Dans les années 1990, Hilmar Kaiser a travaillé exclusivement à Istanbul et a eu accès aux archives ottomanes qui étaient alors gérées par des règlements spéciaux grâce à l’intervention du gouvernement de Tansu Çiller.
Hilmar Kaiser a affirmé que ce temps-là était fini et que désormais il n’y a plus de problèmes pour accéder aux archives de l’Etat.
« Il y a deux semaines, j’étais à Washington présentant mes recherches et photos à une conférence de l’Assemblée Arménienne [d’Amérique] et j’ai suggéré que s’ils cherchaint un bon directeur pour le musée et les archives du génocide, ils pouvaient considérer l’embauche de Yusuf Sarinay, le chef des archives turques d’Etat ou de Mustafa Budak, le chef des archives Ottomanes. Ceux-ci sont deux personnes fortement qualifiées ayant une vision et la détermination. Certaines personnes ont été étonnées, mais j’étais très sérieux en disant cela » a dit Hilmar Kaiser.
« Oui, il y a toujours des problèmes, mais ayant dit cela, je dois immédiatement ajouter qu’il y a des problèmes partout. La chose importante est qu’il y a un processus en place pour surmonter ces problèmes. C’est une administration énorme et la rencontre de problèmes fait partie du travail quotidien. Je peux seulement dire que beaucoup de chercheurs - à la fois turcs ou étrangers - ont eu exactement les mêmes expériences. S’il y a un problème, il est immédiatement pris en charge et résolu, c’est tout ce que vous pouvez demander. La Turquie a gagné beaucoup de crédit avec sa nouvelle politique sur les archives et elle gagnera plus de crédit si le gouvernement actuel soutient les archives plus fortement avec un financement complémentaire » a-t-il noté.

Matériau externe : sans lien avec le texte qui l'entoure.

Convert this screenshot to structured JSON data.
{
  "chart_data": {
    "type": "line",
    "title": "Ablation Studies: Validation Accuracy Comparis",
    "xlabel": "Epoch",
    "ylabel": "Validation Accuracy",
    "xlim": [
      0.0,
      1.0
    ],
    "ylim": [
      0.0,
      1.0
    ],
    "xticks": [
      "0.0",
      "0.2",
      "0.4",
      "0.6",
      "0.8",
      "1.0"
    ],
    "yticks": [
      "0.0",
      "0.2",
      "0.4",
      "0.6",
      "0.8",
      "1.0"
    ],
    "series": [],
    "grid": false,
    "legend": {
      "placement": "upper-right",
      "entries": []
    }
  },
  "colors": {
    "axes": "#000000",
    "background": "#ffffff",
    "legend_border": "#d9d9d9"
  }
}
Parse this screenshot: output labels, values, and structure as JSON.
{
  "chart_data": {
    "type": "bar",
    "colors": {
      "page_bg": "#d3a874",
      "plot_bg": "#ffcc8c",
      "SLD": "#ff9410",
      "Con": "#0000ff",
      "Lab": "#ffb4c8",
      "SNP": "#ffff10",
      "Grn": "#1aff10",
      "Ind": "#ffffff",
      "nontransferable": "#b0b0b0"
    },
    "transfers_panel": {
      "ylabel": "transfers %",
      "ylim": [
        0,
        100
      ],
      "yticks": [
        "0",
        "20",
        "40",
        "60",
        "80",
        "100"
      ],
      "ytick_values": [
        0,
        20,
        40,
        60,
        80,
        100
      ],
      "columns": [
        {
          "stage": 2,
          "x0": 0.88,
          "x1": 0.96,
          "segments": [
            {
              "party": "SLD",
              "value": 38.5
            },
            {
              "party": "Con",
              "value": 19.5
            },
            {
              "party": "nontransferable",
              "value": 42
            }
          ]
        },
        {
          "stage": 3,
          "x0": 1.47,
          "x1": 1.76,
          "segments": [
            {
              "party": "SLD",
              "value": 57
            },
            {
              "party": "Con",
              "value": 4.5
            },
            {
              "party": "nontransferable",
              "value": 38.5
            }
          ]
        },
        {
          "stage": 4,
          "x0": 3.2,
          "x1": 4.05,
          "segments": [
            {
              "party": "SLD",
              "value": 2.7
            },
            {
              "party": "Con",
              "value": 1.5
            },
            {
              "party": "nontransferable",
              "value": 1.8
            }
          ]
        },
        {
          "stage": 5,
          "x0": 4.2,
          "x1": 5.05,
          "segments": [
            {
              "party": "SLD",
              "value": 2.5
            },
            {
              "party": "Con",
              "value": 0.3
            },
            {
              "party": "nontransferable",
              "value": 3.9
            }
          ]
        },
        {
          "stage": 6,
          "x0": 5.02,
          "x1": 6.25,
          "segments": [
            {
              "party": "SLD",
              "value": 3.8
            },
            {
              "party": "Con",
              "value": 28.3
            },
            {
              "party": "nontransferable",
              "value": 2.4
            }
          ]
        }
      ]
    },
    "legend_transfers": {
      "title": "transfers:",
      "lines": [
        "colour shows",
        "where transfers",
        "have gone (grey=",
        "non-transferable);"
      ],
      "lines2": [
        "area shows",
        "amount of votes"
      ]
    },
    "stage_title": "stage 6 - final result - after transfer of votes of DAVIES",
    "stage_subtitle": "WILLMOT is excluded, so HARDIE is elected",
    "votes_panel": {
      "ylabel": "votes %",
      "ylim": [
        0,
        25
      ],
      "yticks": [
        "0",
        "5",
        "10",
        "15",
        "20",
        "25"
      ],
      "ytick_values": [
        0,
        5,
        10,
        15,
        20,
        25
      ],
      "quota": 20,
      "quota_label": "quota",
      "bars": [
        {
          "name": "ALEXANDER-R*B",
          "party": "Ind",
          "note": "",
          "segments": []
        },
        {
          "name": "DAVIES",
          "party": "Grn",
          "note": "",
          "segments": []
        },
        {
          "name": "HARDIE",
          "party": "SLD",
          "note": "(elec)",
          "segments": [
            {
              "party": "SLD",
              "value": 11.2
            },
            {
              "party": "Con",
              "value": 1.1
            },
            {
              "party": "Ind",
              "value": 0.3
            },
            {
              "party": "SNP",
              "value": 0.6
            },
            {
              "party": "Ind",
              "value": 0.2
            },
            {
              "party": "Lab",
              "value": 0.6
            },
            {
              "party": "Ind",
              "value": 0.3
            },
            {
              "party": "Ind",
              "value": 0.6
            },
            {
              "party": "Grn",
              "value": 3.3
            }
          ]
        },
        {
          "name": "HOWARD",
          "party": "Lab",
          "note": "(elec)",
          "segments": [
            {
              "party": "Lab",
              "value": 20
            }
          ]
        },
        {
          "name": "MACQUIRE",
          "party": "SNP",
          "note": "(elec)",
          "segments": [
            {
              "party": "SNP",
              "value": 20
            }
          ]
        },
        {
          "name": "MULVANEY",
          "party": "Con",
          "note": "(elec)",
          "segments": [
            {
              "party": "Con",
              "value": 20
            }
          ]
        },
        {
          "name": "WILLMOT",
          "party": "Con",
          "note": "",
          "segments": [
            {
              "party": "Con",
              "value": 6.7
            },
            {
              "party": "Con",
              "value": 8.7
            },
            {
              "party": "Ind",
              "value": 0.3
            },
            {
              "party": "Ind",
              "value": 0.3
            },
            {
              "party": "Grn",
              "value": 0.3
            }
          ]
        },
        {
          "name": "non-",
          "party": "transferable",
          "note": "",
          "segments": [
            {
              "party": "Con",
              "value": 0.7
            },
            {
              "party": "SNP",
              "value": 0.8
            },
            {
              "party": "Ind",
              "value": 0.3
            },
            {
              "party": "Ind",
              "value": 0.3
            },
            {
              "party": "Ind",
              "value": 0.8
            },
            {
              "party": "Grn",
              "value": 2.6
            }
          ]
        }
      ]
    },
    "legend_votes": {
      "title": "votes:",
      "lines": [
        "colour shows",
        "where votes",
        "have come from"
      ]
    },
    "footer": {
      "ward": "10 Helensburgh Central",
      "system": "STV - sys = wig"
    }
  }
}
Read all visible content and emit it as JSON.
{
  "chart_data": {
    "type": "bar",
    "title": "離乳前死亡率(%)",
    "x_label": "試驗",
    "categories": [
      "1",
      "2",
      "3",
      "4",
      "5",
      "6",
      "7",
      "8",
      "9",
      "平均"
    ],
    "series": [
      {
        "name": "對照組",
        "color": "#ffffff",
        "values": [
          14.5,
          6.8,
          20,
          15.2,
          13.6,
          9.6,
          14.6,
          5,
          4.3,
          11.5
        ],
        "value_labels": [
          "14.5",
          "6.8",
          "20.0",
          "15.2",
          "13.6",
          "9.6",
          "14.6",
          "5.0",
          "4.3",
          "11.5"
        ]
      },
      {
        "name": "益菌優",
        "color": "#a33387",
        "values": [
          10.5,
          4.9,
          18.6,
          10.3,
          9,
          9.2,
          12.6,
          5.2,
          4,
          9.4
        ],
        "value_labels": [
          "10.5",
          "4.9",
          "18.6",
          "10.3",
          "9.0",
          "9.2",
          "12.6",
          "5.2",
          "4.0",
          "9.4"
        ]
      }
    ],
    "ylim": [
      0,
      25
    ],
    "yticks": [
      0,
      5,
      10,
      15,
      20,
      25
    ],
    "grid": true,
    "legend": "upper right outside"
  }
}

« Le CUP n’était pas monolithique »
« Il faut arrêter de penser le [Comité Union et Progrès] CUP comme une sorte de parti monolithique. La recherche sur les Arméniens au cours de la Première guerre mondiale a eu tendance à essayer de créer l’impression d’une Turquie qui était comme une petite version de l’Allemagne nazie, avec un unique parti et des pauvres SS nommés Teskilat’i Mahsusa [Organisation Spéciale]. Je pense que c’est totalement faux. On doit étudier le cas turco-arménien à part. Oui, il y avait certaines personnes dans le CUP inspirées par des positivistes européens, qui étaient en partie racistes mais je pense que ce n’était pas la ligne générale du parti. Ce fait que le racisme n’était pas le motif conduisant la politique arménienne est tout à fait clair parce que si vous le comparez au racisme allemand, vous ne pouvez pas expliquer la survie de dizaines de milliers de femmes et d’enfants arméniens dans des maisons musulmanes, même dans les orphelinats du gouvernement. Cela aurait été complètement impossible si le gouvernement avait été inspiré par un type de racisme allemand » a dit Hilmar Kaiser.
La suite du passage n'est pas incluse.